Na Europa no fim do século XIX, teve inicio o movimento contra a regulamentação da prostituição, incitado pelas feministas. Josefine Butler, uma feminista da Federação Abolicionista Internacional que participava do movimento, afirmava em 1875:
Se a prostituição é uma necessidade social, uma instituição de saúde pública, então os ministros, os prefeitos da polícia, os altos funcionários e os médicos que a defendem, faltam a todos os deveres, não lhes consagrando as suas filhas. (SANTOS, 1982, p.21)
Podemos observar que os homens ficam isentos da reprovação e as mulheres carregam censuras e estigmas, reforçando as desigualdades entre mulheres e homens.
Discutir sobre prostituição não é um debate fácil, desta forma, não podem ser desconsiderados elementos importantes que fortalecem sua construção e ressaltar que ela está associada diretamente a violência sexual, pobreza, mercado sexual e autonomia das mulheres.
Atualmente, presenciamos a proposta do Projeto de Lei Nº 4211/2012, que regulamenta a atividade das profissionais do sexo, apresentado pelo Deputado Federal Jean Wyllys (PSOL). Tal projeto, na nossa compreensão, reforça a naturalização da prática como diz Legardinier:
A questão ética levantada pela prostituição, que envolve a violação dos direitos humanos é dissolvida na vicissitude do vocabulário, substituído pela conotação “trabalhador”, que legitima a ideia superficial de uma profissão como qualquer outra. (LEGARDINIER, 1998, p.01).

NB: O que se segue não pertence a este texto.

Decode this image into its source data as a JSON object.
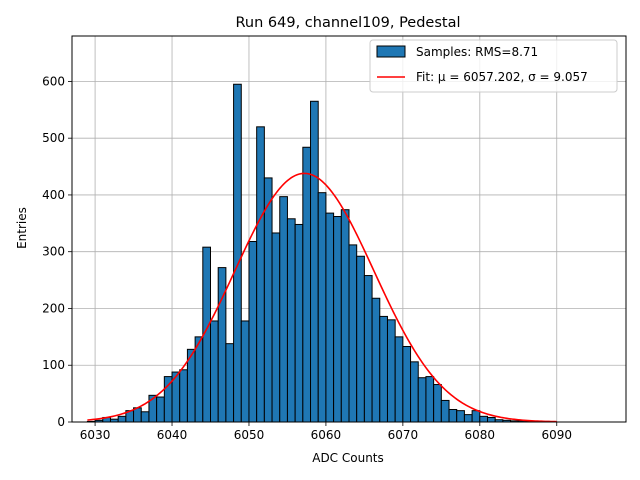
{
  "chart_data": {
    "type": "bar",
    "title": "Run 649, channel109, Pedestal",
    "xlabel": "ADC Counts",
    "ylabel": "Entries",
    "xlim": [
      6027,
      6099
    ],
    "ylim": [
      0,
      680
    ],
    "xticks": [
      6030,
      6040,
      6050,
      6060,
      6070,
      6080,
      6090
    ],
    "yticks": [
      0,
      100,
      200,
      300,
      400,
      500,
      600
    ],
    "grid": true,
    "legend_position": "top-right",
    "bin_width": 1,
    "bins_start": [
      6029,
      6030,
      6031,
      6032,
      6033,
      6034,
      6035,
      6036,
      6037,
      6038,
      6039,
      6040,
      6041,
      6042,
      6043,
      6044,
      6045,
      6046,
      6047,
      6048,
      6049,
      6050,
      6051,
      6052,
      6053,
      6054,
      6055,
      6056,
      6057,
      6058,
      6059,
      6060,
      6061,
      6062,
      6063,
      6064,
      6065,
      6066,
      6067,
      6068,
      6069,
      6070,
      6071,
      6072,
      6073,
      6074,
      6075,
      6076,
      6077,
      6078,
      6079,
      6080,
      6081,
      6082,
      6083,
      6084,
      6085,
      6086,
      6087,
      6088,
      6089,
      6090,
      6091,
      6092,
      6093,
      6094,
      6095,
      6096
    ],
    "counts": [
      1,
      3,
      8,
      5,
      10,
      20,
      25,
      18,
      47,
      44,
      80,
      88,
      92,
      128,
      150,
      308,
      178,
      272,
      138,
      595,
      178,
      318,
      520,
      430,
      333,
      397,
      358,
      348,
      484,
      565,
      404,
      368,
      362,
      374,
      312,
      292,
      258,
      218,
      186,
      180,
      150,
      133,
      106,
      78,
      80,
      66,
      38,
      22,
      20,
      13,
      20,
      10,
      8,
      4,
      3,
      2,
      2,
      1,
      1,
      1,
      0,
      0,
      0,
      0,
      0,
      0,
      0,
      0
    ],
    "series": [
      {
        "name": "Samples: RMS=8.71",
        "kind": "histogram",
        "color": "#1f77b4",
        "edgecolor": "#000000"
      },
      {
        "name": "Fit: μ = 6057.202, σ = 9.057",
        "kind": "gaussian-fit",
        "color": "#ff0000",
        "mu": 6057.202,
        "sigma": 9.057,
        "amplitude": 438,
        "x_range": [
          6029,
          6090
        ]
      }
    ]
  }
}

O projeto legitima a exploração do corpo e da vida das mulheres, além de minimizar o debate em garantias de direito trabalhista, inclusive associando a pauta da autonomia, defendida por nós feministas, na perspectiva da construção de uma sociedade em que as mulheres exerçam suas vontades, seus desejos e possam fazer suas escolhas. Porém tal argumento não cabe nessa pauta, pois não existe um leque de opções para uma mulher que se encontra em situação de prostituição. O exercício da prostituição, para a grande maioria das mulheres não é uma escolha, é uma condição social à qual as mulheres estão sujeitas para garantir no mínimo sua existência e reproduzir o padrão de beleza imposto (no caso, as prostitutas de luxo) e através disto, reforçar o poder masculino sobre as mulheres. É inadmissível que aceitemos que este projeto seja aprovado, nosso posicionamento é contrário à regulamentação da prostituição como profissão. Precisamos aprofundar o debate a partir de uma visão mais crítica e ampla sobre as condições de vulnerabilidades que envolvem mulheres nessa situação.
Nesse sentido, pensar sobre a problemática da prostituição das mulheres enquanto uma expressão da questão social, e por essa razão reconhecer a profundidade crítica na reflexão das muitas expressões das contradições de um Estado capitalista, desigual, opressor, injusto; que esmaga “corações e mentes” e que destrói os corpos e a dignidade das mulheres.
*Por Débora Mendonça, militante da Marcha Mundial das Mulheres no Ceará.